If your skipper is one of those, obtain the article entitled "Catching the Big Fish" by Robert J. Westervelt in the April 1982 issue of Sail magazine. Following his advice this summer, we caught a 15-pound wahoo 300 miles out. The skipper was unhappy about the blood, but after one mouthful of raw wahoo he was transported.

* Dreaming.

Of course, it often happens that one's companions in Bermuda are more interesting in playing tennis, dining like kings, reading paperback novels, going to the discotheque, and sleeping late (a tragic mistake on a brief vacation to paradise) than they are in the bounty of the water surrounding them.

So while they are asleep, it is a good time to visit the customs dock in St. George.
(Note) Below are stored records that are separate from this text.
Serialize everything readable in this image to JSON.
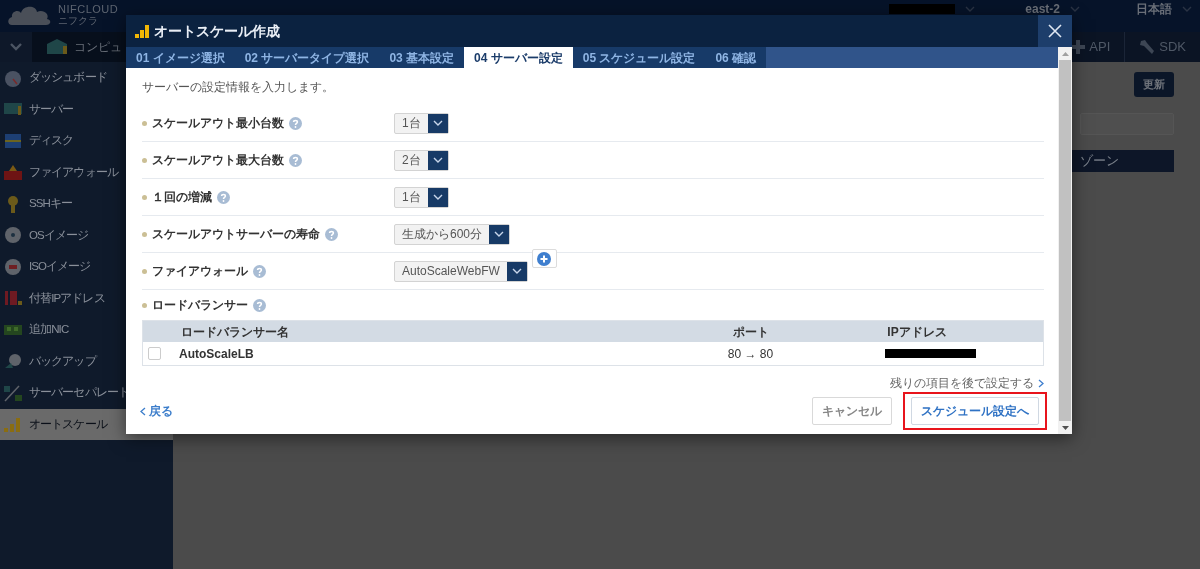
{
  "header": {
    "logo": "NIFCLOUD",
    "logo_sub": "ニフクラ",
    "region": "east-2",
    "language": "日本語"
  },
  "toolbar": {
    "service": "コンピュ",
    "links": [
      {
        "label": "API",
        "kind": "plus"
      },
      {
        "label": "SDK",
        "kind": "wrench"
      }
    ]
  },
  "sidebar": {
    "items": [
      {
        "label": "ダッシュボード",
        "kind": "gauge",
        "selected": false
      },
      {
        "label": "サーバー",
        "kind": "server",
        "selected": false
      },
      {
        "label": "ディスク",
        "kind": "disk",
        "selected": false
      },
      {
        "label": "ファイアウォール",
        "kind": "firewall",
        "selected": false
      },
      {
        "label": "SSHキー",
        "kind": "key",
        "selected": false
      },
      {
        "label": "OSイメージ",
        "kind": "disc",
        "selected": false
      },
      {
        "label": "ISOイメージ",
        "kind": "iso",
        "selected": false
      },
      {
        "label": "付替IPアドレス",
        "kind": "ip",
        "selected": false
      },
      {
        "label": "追加NIC",
        "kind": "nic",
        "selected": false
      },
      {
        "label": "バックアップ",
        "kind": "backup",
        "selected": false
      },
      {
        "label": "サーバーセパレート",
        "kind": "separate",
        "selected": false
      },
      {
        "label": "オートスケール",
        "kind": "autoscale",
        "selected": true
      }
    ]
  },
  "main": {
    "refresh_button": "更新",
    "table_columns": [
      "ゾーン"
    ]
  },
  "modal": {
    "title": "オートスケール作成",
    "tabs": [
      {
        "label": "01 イメージ選択",
        "selected": false
      },
      {
        "label": "02 サーバータイプ選択",
        "selected": false
      },
      {
        "label": "03 基本設定",
        "selected": false
      },
      {
        "label": "04 サーバー設定",
        "selected": true
      },
      {
        "label": "05 スケジュール設定",
        "selected": false
      },
      {
        "label": "06 確認",
        "selected": false
      }
    ],
    "intro": "サーバーの設定情報を入力します。",
    "fields": [
      {
        "label": "スケールアウト最小台数",
        "kind": "select",
        "value": "1台"
      },
      {
        "label": "スケールアウト最大台数",
        "kind": "select",
        "value": "2台"
      },
      {
        "label": "１回の増減",
        "kind": "select",
        "value": "1台"
      },
      {
        "label": "スケールアウトサーバーの寿命",
        "kind": "select",
        "value": "生成から600分"
      },
      {
        "label": "ファイアウォール",
        "kind": "select_add",
        "value": "AutoScaleWebFW"
      },
      {
        "label": "ロードバランサー",
        "kind": "table"
      }
    ],
    "lb_table": {
      "columns": [
        "ロードバランサー名",
        "ポート",
        "IPアドレス"
      ],
      "rows": [
        {
          "name": "AutoScaleLB",
          "port": "80 → 80",
          "checked": false
        }
      ]
    },
    "later_link": "残りの項目を後で設定する",
    "back_link": "戻る",
    "buttons": [
      {
        "label": "キャンセル",
        "kind": "secondary",
        "highlighted": false
      },
      {
        "label": "スケジュール設定へ",
        "kind": "primary",
        "highlighted": true
      }
    ]
  }
}
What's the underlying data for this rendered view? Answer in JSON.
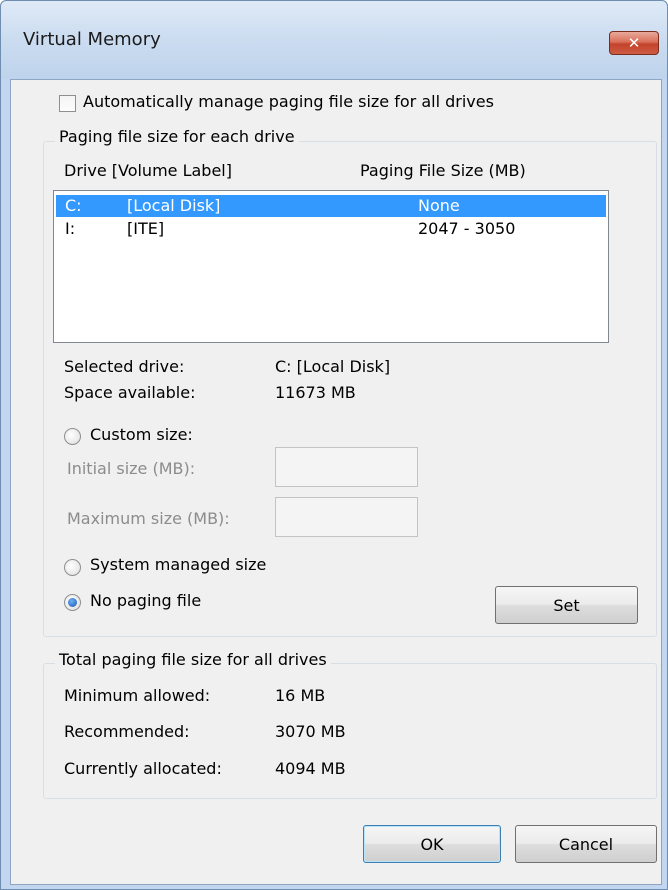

There, with luck, you will find the long-distance sea travelers established in a little bevy hard by the quay.

There may perhaps be an ungainly little tub from Durban, headed round the world, next to a Westsail 32 from Florida, adjacent to a doughty English family drying their mattresses after punching across the pond from Bristol. You may circulate among them, perhaps strike up a conversation, certainly learn something about the sort of folks for whom Bermuda is not a vacation weekend, but a week's layover in the cruising life.

In 1975, there was a fellow from Sweden tied up near the Customs Dock. He had a funny and cluttered little boat, from which hung a sign that read "Woman Crew Wanted." We bought him drinks and so did everyone else, for he was tired of sailing alone and craved companionship of the feminine kind. He had a very long beard and he smelled like a codfish. After a week of waiting he announced that, alas, it was time to be moving on.

The next morning he gravely painted over the first word of his sign. Almost immediately an adventurous young fellow turned up, and off they went at three knots toward some distant shore.

Lately a whole lot of shiny new restaurants have sprung up in St. George, so the Customs Dock is really not so remote and you could drag everybody there. There is even a small historical pub right next door.

All in all, mucking about in boats is just grand, and Bermuda a cheerful place to do it.

Down you come after the 90-minute flight from Baltimore-Washington Airport, ears popping, flight attendants strapping in, until the contours of the waves are apparent and the bouys and reefs can be seen. The plane banks slightly, and just below a little ship can be seen, her wake spun white, splashing toward harbor from some far port.